Kunci dalam melatih diri untuk memberikan kebermaknaan dalam rutinitas kita adalah dengan memahami dan menikmati perbedaan yang ada dalam setiap prosesnya. Jika itu masih terlalu sulit, yang paling mudah adalah dengan cara “menciptakan perbedaan / perubahan” dalam cara kita menjalani rutinitas. Mencoba jalan yang lain saat berangkat kantor, melalui pintu yang berbeda saat memasuki kantor, melewati meja kerja rekan yang berbeda saat di kantor, merupakan cara yang bisa dicoba untuk anda mendapatkan sensasi kebermaknaan dalam hidup anda. Sesatu yang tadinya monoton akan berubah menjadi pengalaman yang memperkaya anda. Mulailah bekerja dengan cara yang berbeda. Nikmati setiap improvement yang anda buat, dan jangan pernah berhenti pada satu titik. Atau anda akan terhenti pada ketidakbermaknaan yang bersembunyi di balik nyamannya rutinitas. Memang tidak mudah menggeser bantal dari kursi kerja kita. Tapi atas nama kebermaknaan, kita pasti bisa mengatasinya.

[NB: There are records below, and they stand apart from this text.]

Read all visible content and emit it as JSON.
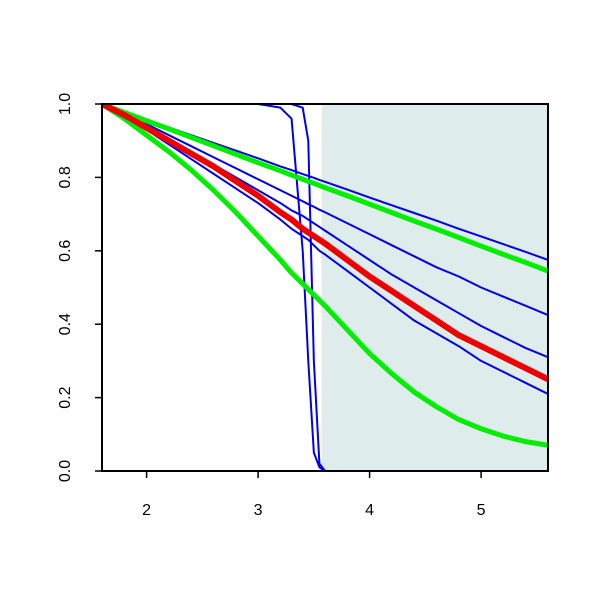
{
  "chart_data": {
    "type": "line",
    "x": [
      1.6,
      1.8,
      2.0,
      2.2,
      2.4,
      2.6,
      2.8,
      3.0,
      3.2,
      3.3,
      3.4,
      3.45,
      3.5,
      3.55,
      3.6,
      3.8,
      4.0,
      4.2,
      4.4,
      4.6,
      4.8,
      5.0,
      5.2,
      5.4,
      5.6
    ],
    "xlim": [
      1.6,
      5.6
    ],
    "xticks": [
      2,
      3,
      4,
      5
    ],
    "ylim": [
      0,
      1
    ],
    "yticks": [
      {
        "value": 0,
        "label": "0.0"
      },
      {
        "value": 0.2,
        "label": "0.2"
      },
      {
        "value": 0.4,
        "label": "0.4"
      },
      {
        "value": 0.6,
        "label": "0.6"
      },
      {
        "value": 0.8,
        "label": "0.8"
      },
      {
        "value": 1,
        "label": "1.0"
      }
    ],
    "shaded_region": {
      "x": [
        3.57,
        5.6
      ],
      "color": "#deecec"
    },
    "series": [
      {
        "color": "#0000ee",
        "line_width": 2,
        "values": [
          1,
          1,
          1,
          1,
          1,
          1,
          1,
          1,
          0.99,
          0.96,
          0.6,
          0.3,
          0.05,
          0.01,
          0,
          0,
          0,
          0,
          0,
          0,
          0,
          0,
          0,
          0,
          0
        ]
      },
      {
        "color": "#0000ee",
        "line_width": 2,
        "values": [
          1,
          1,
          1,
          1,
          1,
          1,
          1,
          1,
          1,
          1,
          0.99,
          0.9,
          0.3,
          0.02,
          0,
          0,
          0,
          0,
          0,
          0,
          0,
          0,
          0,
          0,
          0
        ]
      },
      {
        "color": "#0000ee",
        "line_width": 2,
        "values": [
          1,
          0.965,
          0.93,
          0.89,
          0.85,
          0.81,
          0.77,
          0.73,
          0.685,
          0.66,
          0.64,
          0.63,
          0.615,
          0.6,
          0.59,
          0.545,
          0.5,
          0.455,
          0.41,
          0.375,
          0.34,
          0.3,
          0.27,
          0.24,
          0.21
        ]
      },
      {
        "color": "#0000ee",
        "line_width": 2,
        "values": [
          1,
          0.97,
          0.94,
          0.9,
          0.87,
          0.835,
          0.8,
          0.765,
          0.73,
          0.71,
          0.695,
          0.685,
          0.675,
          0.665,
          0.655,
          0.615,
          0.575,
          0.535,
          0.5,
          0.465,
          0.43,
          0.395,
          0.365,
          0.335,
          0.31
        ]
      },
      {
        "color": "#0000ee",
        "line_width": 2,
        "values": [
          1,
          0.975,
          0.945,
          0.915,
          0.885,
          0.855,
          0.825,
          0.795,
          0.765,
          0.75,
          0.735,
          0.727,
          0.72,
          0.712,
          0.705,
          0.675,
          0.645,
          0.615,
          0.585,
          0.555,
          0.53,
          0.5,
          0.475,
          0.45,
          0.425
        ]
      },
      {
        "color": "#0000ee",
        "line_width": 2,
        "values": [
          1,
          0.979,
          0.958,
          0.936,
          0.915,
          0.894,
          0.873,
          0.852,
          0.83,
          0.82,
          0.809,
          0.804,
          0.799,
          0.793,
          0.788,
          0.767,
          0.745,
          0.724,
          0.703,
          0.682,
          0.66,
          0.639,
          0.618,
          0.597,
          0.575
        ]
      },
      {
        "color": "#00ee00",
        "line_width": 5,
        "values": [
          1,
          0.977,
          0.954,
          0.932,
          0.909,
          0.886,
          0.863,
          0.84,
          0.818,
          0.806,
          0.795,
          0.789,
          0.784,
          0.778,
          0.772,
          0.75,
          0.727,
          0.704,
          0.681,
          0.659,
          0.636,
          0.613,
          0.59,
          0.568,
          0.545
        ]
      },
      {
        "color": "#00ee00",
        "line_width": 5,
        "values": [
          1,
          0.96,
          0.915,
          0.87,
          0.82,
          0.765,
          0.705,
          0.64,
          0.575,
          0.54,
          0.51,
          0.495,
          0.48,
          0.465,
          0.45,
          0.385,
          0.32,
          0.265,
          0.215,
          0.175,
          0.14,
          0.115,
          0.095,
          0.08,
          0.07
        ]
      },
      {
        "color": "#ee0000",
        "line_width": 6,
        "values": [
          1,
          0.97,
          0.935,
          0.9,
          0.865,
          0.83,
          0.79,
          0.75,
          0.705,
          0.685,
          0.66,
          0.65,
          0.64,
          0.63,
          0.62,
          0.575,
          0.53,
          0.49,
          0.45,
          0.41,
          0.37,
          0.34,
          0.31,
          0.28,
          0.25
        ]
      }
    ]
  }
}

Kecurangan dan Ketidakbermaknaan Hidup

Orang yang curang pada hakikatnya adalah orang yang sedang menipu diri sendiri. Siswa atau mahasiswa yang mencontek adalah sedang menipu diri sendiri yang nyatanya tidak bisa namun mengaku bisa demi mendapatkan pengakuan atas kebisaannya. Pegawai atau karyawan yang korupsi juga adalah orang yang sedang menipu dirinya yang mengira mampu mengumpulkan uang yang lebih banyak, padahal kemampuannya tidaklah sampai segitu. Seorang pedagang yang mengurangi timbangan juga sedang menipu diri sendiri, dia pikir dengan melakukan kecurangan akan dapat memperoleh keuntungan yang lebih. Calon Gubernur yang memalsukan ijazah juga sedang menipu diri sendiri. Dia pikir dia punya kemampuan sebagaimana gelar yang disandangnya. Orang yang berhaji karna ingin dipuji juga pada hakikatnya sedang menipu diri sendiri, karena ia tahu ia tidak sesholeh gelarnya. Orang yang pura-pura lupa membayar ongkos bis kota juga dia sedang menipu diri sendiri. Dia pikir dengan menghemat uang dengan mengurangi hak orang lain akan menjadi lebih kaya. Padahal tidak.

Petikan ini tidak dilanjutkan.